Crime Watch

CRIME WATCH

August 23, 2006

Fatal prison stabbing might be capital case

A decision on whether to pursue the death penalty against the two prisoners accused of fatally stabbing a guard in July at the Maryland House of Correction in Jessup probably will be made in several weeks, Anne Arundel County State's Attorney Frank R. Weathersbee said yesterday.

Lee E. Stephens, 27, and Lamarr C. Harris Jr., 35, were indicted on first-degree murder and related charges Friday in the death of correctional officer David McGuinn.

"They both might qualify for the death penalty - if they gave fatal stab wounds," Weathersbee said yesterday. Only the suspected killer can be considered for a death-penalty prosecution, and then only if any of several aggravating factors exist: a prisoner serving a life sentence; the crime occurring in a correctional institution; and the victim being a correctional officer. All three aggravating factors might apply to Harris or both of the accused prisoners, Weathersbee said.

"Our procedure is that we get the police report and meet with the investigators and the attorneys , and of course, the victim's family is consulted. And we meet with the [defense] attorneys to see if they have any mitigating information," he said.

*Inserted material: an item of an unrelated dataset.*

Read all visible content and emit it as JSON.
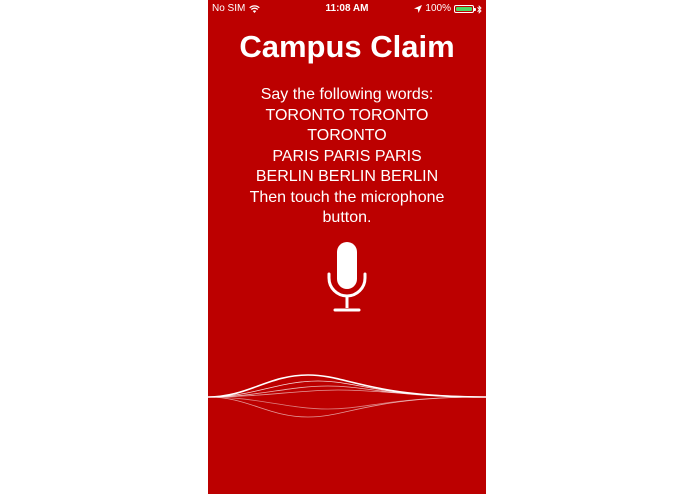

Authorities said that Harris is serving three life sentences, plus time for a weapons violation, for his role in an execution-style murder of two people in a South Baltimore park in August 1989. Stephens is serving a life sentence plus 15 years for the April 1997 murder of a man outside a Salisbury nightclub.

A witness told investigators that he watched Harris stab McGuinn, according to court papers: "The victim was bent forward at the waist with his hands shielding his face. The defendant was raising his arm up and down in a stabbing motion. The witness saw the defendant strike the victim at least three times."

Andrea F. Siegel

Ex-convict admits robberies

A 55-year-old man who was supposed to be living in a halfway house after his release from prison for a bank theft pleaded guilty in federal court yesterday to committing a series of bank robberies in Maryland and the District of Columbia, the U.S. attorney's office said. Gerald Alex Bigsby was arrested by federal marshals last month in a Baltimore hotel. He admitted yesterday to seven robberies totaling more than $46,000 in Maryland - including thefts in Silver Spring, Bethesda, White Marsh and downtown Baltimore - between July 21, 2005, and June 28 this year. He used a knife in one robbery, and during others he threatened bank workers with a fake bomb, according to his plea. The plea in U.S. District Court in Baltimore included Bigsby's admission to two robberies of Bank of America branches in Washington for a total of $19,500, federal prosecutors said. Sentencing is set for Sept. 8.